Jones' speculations are always interesting, but care is needed here to deal with facts as best known.

<snip rest of original post for brevity>

Mike Carrell




For those LENR advocates on this forum who do not closely follow the hydrino forum: a recent message from Drew Meulenberg sums up nicely the bottom line situation in the "big picture" of LENR, the hydrino and the past 17 years of needless posturing and animosity involving the two "different" fields, but first let me quote Prof. Kowalski on a related issue. He asks:

"What are the odds that two such anathema experimental circumstances, Mills and CF, are unrelated?"

ANS: one can only guess. My guess is about a trillion to one... and not just because they occurred in the same year (1989) and in the same general type of experiment, using hydrogen and the same general kind of electrolytes and hydriding metals - and with the same kind of mixed confirmation from many subsequent overlapping experiments. The main reason they are related is encapsulated in that one word which is so appropriate to a correct understanding of any theory: "elegance". Mills provides an elegant way, in fact it is the only elegant way, to understand the basis of LENR.

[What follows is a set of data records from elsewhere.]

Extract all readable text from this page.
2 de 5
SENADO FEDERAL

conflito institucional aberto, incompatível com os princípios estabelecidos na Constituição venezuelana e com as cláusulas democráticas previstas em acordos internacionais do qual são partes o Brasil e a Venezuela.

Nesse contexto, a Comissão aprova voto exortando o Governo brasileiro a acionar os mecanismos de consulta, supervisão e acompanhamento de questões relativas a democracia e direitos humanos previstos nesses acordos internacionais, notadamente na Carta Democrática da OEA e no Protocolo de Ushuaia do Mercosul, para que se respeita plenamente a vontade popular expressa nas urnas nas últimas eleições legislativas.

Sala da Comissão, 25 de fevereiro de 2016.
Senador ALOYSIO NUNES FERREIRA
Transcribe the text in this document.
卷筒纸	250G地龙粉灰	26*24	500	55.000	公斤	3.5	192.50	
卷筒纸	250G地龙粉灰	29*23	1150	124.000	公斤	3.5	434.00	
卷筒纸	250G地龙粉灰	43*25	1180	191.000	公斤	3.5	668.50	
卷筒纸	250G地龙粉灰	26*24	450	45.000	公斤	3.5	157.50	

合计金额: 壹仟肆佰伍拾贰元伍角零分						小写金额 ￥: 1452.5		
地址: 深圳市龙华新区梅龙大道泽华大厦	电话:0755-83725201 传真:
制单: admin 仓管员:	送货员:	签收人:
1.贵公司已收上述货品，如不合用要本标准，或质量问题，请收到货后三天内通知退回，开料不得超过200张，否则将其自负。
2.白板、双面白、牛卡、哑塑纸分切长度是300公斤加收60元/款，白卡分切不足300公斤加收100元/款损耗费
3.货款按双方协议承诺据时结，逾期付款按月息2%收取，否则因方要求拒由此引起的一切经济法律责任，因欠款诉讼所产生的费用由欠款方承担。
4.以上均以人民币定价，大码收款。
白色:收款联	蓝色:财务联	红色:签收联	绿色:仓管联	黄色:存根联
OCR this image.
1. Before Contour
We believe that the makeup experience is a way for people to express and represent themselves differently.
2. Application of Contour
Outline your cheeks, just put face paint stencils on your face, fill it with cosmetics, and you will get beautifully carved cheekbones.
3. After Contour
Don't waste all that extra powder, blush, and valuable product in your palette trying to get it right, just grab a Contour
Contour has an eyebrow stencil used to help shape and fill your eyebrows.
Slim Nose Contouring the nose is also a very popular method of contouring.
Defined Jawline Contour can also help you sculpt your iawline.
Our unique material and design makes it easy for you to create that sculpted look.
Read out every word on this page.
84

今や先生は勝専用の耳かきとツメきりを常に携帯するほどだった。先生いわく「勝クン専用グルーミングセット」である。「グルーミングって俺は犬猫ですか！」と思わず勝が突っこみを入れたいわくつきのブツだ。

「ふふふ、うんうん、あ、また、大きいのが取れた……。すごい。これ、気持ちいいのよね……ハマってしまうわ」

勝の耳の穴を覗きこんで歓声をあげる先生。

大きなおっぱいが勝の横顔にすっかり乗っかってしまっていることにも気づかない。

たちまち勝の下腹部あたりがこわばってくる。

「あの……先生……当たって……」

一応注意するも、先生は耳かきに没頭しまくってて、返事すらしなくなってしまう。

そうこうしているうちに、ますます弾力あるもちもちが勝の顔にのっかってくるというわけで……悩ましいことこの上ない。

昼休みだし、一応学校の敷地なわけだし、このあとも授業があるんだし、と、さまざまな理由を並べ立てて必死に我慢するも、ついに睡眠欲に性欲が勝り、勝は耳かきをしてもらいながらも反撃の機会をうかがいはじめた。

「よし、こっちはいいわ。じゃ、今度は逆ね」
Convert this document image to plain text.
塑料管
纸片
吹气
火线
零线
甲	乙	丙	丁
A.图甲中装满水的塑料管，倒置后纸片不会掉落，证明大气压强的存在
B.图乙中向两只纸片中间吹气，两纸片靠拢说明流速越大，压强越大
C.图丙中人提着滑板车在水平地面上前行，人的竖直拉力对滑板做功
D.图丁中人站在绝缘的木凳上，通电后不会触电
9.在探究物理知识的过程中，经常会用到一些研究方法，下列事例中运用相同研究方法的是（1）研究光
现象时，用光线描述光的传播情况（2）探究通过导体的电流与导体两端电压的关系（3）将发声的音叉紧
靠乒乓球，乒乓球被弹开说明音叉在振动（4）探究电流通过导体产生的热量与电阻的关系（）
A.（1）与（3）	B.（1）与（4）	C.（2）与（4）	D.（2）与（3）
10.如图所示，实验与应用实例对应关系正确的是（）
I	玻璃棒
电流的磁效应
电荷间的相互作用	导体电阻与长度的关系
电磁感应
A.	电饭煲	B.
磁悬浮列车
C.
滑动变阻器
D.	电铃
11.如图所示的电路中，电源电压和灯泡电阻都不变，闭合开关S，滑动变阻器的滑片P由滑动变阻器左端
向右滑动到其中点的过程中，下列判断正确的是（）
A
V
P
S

The good professor goes on. BTW the cite is:
http://blake.montclair.edu/~kowalskil/cf/299hydrinos.html

"The experiments of Mills and those of cold fusion relate to the original disagreement between Bohr and Einstein regarding (Einstein's phrase) the 'missing causal substratum'. (Bohr's rules are actually independent of v, meaning c can substitute for it with no change other than mental interpretation.) At the time, and to this day, Physics had no ultimate causal understanding of charge behavior in the bond between p and e, a particle, charge, unified field theory deficiency. (Thus, Physics must either choose Bohr and Schroedinger or stand in complete public atomic theoretical ignorance for nearly a century. They chose B & S. The inability of Mills experiments and cold fusion experiments to be explained by existing theoretical material exposes this ultimate deficiency from the past. ) To continue:

--- In [EMAIL PROTECTED], Will Link has written:

Keep in mind: whether quantum mechanics is a correct theory is a DIFFERENT question then whether or not Mills theory is a correct theory. Even if Mills measurements could demonstrate conclusively his fractional quantum states, his theory would still be incorrect.

Drew Meulenberg's insightful message that corrects this ridiculous conclusion:

Bohr's model of the atom is "incorrect." Nevertheless, it revolutionized physics. I suspect that Mills' work may fall in the same category. If fractional quantum states are confirmed, he will be famous, even if his model is incorrect. His critics will be forgotten. Those who improve and correct the model will become the "new school." They will find that THEIR "correct" model is readily incorporated into SQM, which will be made more complete by the addition.

While Mills has steered well clear of "cold fusion," it may end up vindicating him. Work in India, during the early '90's with light water and nickel, reproduced his early results (indicating the production of both tritium and neutrons; references provided on request). That work is continuing today in the US with the CR-39 detectors showing energetic alphas. The sub-orbital states are certainly an easier way to believe Coulomb-barrier penetration than most present theories to explain "cold-fusion" results.

If Mills' model is BS, but ultimately sub-orbital states explain some aspects of LENR, as well as his research on hydrino and hydrino products, (both of which could lead to multiple breakthroughs in science and economics), where does that put him vs his critics (many of whom will be leading the rush to the federal $ trough, claiming long-term involvement)? Where does that put the many patents, which have not been issued?" END of quote.

Well said. Personally I am as convinced of sub-orbital states as of the Bohr model and SQM, even if Mills is incorrect in some of the math and other details. He got the most of it right.

Wouldn't the more general goal (societal aim) for the important quest for so-called "free energy" (non-nuclear) be better served if every LENR experimenter looked at the situation firmly grounded in Mills' insight?

Not to mention: wouldn't Mills be better off if he switched to deuterium <G>??